Ole Miss shot 41 percent from the field in this game, got out-rebounded by five and gave up 15 second chance points. Wendell Mitchell scored 23 for A&M and tormented the Rebels as they had no answer. The Aggies led by nine with 12 minutes left, but the Rebels managed to gut one out, primarily through sequences like Terence Davis’ with five minutes left. Ole Miss scored 31 points off turnovers, the difference in moving to 5-4 in the SEC at the halfway mark and coping with its fifth straight defeat.
“We were desperate and needed a win,” Kermit Davis said. “It was hard fought and much needed for the Rebels tonight.”
Breein Tyree scored 22 on 7-of-15 shooting. Terence Davis added 19 with eight rebounds, five assists and a career-high seven steals.
Keep in mind, this is largely the same team that folded in adverse conditions a year ago en route to a 12-20 record and a coaching change. That fragility seems to have faded.

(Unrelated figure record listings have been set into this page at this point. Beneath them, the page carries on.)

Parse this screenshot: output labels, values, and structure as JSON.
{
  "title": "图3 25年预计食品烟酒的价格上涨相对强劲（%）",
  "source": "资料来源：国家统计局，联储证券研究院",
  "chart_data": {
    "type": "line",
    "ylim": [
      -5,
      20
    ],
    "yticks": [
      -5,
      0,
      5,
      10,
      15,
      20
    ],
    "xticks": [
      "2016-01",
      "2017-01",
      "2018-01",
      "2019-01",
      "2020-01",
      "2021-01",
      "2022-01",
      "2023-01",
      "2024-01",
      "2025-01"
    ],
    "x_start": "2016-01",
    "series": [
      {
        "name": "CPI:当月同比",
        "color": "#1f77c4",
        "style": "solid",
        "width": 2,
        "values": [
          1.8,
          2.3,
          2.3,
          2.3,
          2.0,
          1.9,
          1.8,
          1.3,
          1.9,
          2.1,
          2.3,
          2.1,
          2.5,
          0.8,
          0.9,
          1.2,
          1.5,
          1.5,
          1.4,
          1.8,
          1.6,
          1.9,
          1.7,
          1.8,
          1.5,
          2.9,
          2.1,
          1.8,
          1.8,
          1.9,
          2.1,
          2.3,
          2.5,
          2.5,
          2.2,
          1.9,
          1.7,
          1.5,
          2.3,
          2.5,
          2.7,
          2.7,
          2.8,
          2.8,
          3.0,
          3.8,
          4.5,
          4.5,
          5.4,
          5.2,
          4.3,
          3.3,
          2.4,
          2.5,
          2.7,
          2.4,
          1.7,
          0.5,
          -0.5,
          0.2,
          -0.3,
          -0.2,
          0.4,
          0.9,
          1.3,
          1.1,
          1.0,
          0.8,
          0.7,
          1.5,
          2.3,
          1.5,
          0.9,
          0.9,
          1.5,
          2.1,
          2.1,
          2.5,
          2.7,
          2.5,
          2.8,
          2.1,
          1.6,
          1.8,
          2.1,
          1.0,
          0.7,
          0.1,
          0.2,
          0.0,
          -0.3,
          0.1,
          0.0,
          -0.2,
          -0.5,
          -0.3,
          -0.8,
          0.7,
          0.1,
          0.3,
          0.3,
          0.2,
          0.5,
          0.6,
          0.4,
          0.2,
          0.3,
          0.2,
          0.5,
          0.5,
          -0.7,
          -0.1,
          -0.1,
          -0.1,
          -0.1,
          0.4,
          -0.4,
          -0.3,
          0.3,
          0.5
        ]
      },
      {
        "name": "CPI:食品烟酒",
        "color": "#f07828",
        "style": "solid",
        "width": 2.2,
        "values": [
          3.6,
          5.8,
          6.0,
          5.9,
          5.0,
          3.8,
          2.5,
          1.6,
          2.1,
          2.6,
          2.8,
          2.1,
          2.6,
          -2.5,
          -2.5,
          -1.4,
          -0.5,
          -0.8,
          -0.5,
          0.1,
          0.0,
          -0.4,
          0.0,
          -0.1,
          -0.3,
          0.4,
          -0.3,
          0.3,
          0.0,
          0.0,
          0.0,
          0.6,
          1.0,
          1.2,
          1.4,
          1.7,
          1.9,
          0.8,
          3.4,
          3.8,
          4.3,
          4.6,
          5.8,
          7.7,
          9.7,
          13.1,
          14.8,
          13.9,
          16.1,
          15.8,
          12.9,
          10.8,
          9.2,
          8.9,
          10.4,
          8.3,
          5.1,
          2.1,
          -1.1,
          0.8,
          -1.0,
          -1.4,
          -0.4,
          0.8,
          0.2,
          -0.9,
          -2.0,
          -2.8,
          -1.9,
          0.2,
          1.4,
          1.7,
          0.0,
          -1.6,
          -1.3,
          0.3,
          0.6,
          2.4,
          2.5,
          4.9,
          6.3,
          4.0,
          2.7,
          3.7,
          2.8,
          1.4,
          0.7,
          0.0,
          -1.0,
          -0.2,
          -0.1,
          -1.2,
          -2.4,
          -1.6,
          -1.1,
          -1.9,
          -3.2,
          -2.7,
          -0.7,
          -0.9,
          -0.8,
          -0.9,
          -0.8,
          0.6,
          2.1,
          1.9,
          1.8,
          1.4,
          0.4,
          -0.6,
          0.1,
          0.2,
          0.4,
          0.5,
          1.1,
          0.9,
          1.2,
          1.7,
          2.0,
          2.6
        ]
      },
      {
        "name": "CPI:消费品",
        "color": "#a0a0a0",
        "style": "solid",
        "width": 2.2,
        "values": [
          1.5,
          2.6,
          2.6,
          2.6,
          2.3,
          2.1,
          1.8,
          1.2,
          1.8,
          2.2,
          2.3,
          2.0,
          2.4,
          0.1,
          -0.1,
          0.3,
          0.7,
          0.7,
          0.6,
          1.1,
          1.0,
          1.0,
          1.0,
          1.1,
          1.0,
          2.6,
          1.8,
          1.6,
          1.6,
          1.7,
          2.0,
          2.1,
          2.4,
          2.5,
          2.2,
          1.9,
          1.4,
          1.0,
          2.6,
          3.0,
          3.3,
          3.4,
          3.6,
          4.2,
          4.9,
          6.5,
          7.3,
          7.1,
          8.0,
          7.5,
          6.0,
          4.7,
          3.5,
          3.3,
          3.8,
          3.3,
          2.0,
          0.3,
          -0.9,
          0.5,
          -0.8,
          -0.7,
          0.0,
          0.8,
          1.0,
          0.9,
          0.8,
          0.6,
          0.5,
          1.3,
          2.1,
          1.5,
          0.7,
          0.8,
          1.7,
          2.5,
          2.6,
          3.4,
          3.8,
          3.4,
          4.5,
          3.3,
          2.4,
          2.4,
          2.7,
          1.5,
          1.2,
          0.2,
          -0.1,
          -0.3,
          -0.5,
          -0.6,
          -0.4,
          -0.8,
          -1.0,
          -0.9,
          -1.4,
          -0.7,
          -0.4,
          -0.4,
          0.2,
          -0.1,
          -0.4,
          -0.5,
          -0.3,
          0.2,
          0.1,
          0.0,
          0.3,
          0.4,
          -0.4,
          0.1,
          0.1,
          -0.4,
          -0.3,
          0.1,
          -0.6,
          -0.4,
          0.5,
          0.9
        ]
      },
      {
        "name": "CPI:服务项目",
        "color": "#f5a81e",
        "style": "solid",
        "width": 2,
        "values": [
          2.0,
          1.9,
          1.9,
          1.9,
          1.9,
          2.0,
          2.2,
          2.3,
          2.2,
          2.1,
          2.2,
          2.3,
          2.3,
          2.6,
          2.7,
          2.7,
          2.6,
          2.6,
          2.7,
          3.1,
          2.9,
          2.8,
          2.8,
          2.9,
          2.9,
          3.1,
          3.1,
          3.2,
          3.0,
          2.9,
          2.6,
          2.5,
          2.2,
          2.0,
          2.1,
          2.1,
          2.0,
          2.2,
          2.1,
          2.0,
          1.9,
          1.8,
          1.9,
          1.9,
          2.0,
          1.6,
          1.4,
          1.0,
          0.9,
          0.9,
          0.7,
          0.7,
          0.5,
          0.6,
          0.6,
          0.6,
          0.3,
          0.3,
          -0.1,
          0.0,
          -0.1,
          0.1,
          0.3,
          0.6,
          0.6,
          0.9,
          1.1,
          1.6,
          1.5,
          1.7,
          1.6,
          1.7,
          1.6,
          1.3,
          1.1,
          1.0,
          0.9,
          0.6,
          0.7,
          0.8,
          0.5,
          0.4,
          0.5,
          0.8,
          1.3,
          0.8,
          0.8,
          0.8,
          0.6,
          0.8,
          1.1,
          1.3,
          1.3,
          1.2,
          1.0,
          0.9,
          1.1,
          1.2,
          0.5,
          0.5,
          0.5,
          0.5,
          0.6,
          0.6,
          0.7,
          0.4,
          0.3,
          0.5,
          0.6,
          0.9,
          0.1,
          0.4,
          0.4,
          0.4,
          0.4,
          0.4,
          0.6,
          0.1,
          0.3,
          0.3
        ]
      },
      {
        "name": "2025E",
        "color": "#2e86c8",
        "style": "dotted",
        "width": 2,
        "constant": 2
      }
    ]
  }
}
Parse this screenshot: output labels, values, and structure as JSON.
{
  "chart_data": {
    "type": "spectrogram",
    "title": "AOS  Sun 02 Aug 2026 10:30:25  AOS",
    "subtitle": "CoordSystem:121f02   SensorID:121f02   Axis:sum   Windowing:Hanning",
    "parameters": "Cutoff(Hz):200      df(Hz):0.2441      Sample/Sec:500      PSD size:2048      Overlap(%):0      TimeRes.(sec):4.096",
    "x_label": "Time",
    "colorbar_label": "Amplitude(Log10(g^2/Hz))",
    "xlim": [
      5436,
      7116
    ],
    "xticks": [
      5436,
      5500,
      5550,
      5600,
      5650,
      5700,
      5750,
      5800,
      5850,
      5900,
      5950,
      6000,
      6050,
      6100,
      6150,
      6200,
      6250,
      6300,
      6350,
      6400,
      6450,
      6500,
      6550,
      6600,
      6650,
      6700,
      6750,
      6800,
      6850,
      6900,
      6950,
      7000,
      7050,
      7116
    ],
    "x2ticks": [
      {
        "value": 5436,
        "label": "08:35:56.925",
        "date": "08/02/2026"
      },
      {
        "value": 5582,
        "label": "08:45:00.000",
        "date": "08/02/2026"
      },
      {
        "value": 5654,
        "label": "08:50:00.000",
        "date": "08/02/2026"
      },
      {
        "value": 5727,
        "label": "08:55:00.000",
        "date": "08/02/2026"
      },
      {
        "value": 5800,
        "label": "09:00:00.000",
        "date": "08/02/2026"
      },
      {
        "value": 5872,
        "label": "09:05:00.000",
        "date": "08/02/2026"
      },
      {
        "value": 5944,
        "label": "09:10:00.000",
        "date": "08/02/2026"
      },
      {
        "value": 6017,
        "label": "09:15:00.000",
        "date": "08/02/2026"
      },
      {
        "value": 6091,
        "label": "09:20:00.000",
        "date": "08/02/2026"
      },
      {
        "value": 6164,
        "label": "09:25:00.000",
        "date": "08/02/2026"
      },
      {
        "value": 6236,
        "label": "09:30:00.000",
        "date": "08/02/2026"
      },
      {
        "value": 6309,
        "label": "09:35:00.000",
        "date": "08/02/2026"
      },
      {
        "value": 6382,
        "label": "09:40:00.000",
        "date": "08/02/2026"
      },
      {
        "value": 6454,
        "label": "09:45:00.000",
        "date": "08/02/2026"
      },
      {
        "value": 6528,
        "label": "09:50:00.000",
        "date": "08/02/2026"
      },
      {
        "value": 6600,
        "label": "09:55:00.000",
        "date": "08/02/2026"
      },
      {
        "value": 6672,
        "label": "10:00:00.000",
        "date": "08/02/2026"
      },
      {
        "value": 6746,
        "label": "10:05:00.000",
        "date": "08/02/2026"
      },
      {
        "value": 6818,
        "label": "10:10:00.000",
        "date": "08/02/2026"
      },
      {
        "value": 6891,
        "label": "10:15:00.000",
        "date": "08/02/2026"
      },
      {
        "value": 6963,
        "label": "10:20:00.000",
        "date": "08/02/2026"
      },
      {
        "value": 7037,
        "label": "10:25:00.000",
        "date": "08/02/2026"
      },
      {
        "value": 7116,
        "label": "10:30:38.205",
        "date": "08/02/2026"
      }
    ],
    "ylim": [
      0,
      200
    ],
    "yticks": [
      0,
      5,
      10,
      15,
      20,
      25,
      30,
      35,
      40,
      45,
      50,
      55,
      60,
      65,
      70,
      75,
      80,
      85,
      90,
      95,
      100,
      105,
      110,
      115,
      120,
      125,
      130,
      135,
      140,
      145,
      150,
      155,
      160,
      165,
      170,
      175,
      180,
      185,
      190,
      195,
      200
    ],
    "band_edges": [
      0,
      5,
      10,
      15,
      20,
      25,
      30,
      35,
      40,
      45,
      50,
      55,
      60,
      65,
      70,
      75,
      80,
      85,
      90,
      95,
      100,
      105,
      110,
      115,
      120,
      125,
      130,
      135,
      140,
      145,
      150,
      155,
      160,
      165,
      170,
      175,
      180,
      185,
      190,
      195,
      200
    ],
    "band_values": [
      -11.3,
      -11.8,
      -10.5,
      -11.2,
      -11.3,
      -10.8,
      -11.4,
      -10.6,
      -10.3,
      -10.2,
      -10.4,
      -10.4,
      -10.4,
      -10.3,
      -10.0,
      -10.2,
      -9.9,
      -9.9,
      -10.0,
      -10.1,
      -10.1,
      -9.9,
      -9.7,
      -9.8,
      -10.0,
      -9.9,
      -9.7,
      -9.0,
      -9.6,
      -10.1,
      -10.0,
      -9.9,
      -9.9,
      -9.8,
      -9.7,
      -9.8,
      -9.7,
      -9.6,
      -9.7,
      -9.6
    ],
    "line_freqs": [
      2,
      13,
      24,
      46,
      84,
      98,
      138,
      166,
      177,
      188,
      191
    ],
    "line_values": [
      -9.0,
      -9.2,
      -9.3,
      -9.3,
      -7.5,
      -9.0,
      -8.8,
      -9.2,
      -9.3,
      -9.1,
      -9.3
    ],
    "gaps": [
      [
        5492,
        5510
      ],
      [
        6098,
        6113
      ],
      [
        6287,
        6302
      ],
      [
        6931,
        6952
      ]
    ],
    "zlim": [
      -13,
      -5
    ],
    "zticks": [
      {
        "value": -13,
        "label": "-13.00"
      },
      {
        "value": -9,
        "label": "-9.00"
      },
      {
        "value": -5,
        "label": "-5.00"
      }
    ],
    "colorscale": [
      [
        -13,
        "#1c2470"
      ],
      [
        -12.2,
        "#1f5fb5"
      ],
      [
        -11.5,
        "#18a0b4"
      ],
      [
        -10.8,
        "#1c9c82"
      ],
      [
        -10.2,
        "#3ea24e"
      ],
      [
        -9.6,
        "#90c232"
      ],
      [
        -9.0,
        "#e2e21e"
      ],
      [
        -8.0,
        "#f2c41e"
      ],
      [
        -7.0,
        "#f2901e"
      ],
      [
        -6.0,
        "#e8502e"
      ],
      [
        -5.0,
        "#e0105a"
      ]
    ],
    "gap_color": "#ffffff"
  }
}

Tyree, Davis and Devontae Shuler — a trio that leads the club in more ways than one— had a meeting with Kermit Davis after the Mississippi State loss to asses why this team had lost four in a row and five of six.
“He told us what he needed out of us, what more he needed out of us,” Terence Davis said. “Tonight, I wanted to accept the challenge and do what I needed to do.”
The trio met on their own after leaving the meeting with their head coach, sensing the team was at a bit of a crossroads in the doldrums of late January and early February. The losing skid had become substantial.
“We told each other what we needed out of each other and what we needed to limit,” Terence Davis said. “It was a real conversation that was much needed.”
It’s an ugly brand of basketball Ole Miss has played the last two weeks, but it sits in good position despite it. The Rebels are 15-7 and above .500 in the SEC, a place most didn’t think they’d be at this point. The schedule remains forgiving for another week-and-a-half before a brutal finishing stretch.
This team still has its fair share of issues. It gets killed on the glass. Dominik Olejniczak and Bruce Stevens combined for seven rebounds a game after the pair did not register a defensive board. Kermit Davis couldn’t play Bruce Stevens much in the second half because the Aggies were killing Ole Miss around the rim.
“Every time Bruce came in the game, (Josh Nebo) ran out and dunked the ball on us,” Kermit Davis said. “We played Dom because of his toughness. He made some great verticality plays at the end. It was better. We are still a work in progress.”
But nevertheless, the team is 5-4 at the halfway point of SEC play, thanks to pulling out a win that didn’t come easy, particularly given the catastrophic consequences a loss would’ve brought with it.
“I was proud of our team,” Kermit Davis said. “In the second half, we held them to 39 percent. I thought it was more toughness and contested shots.”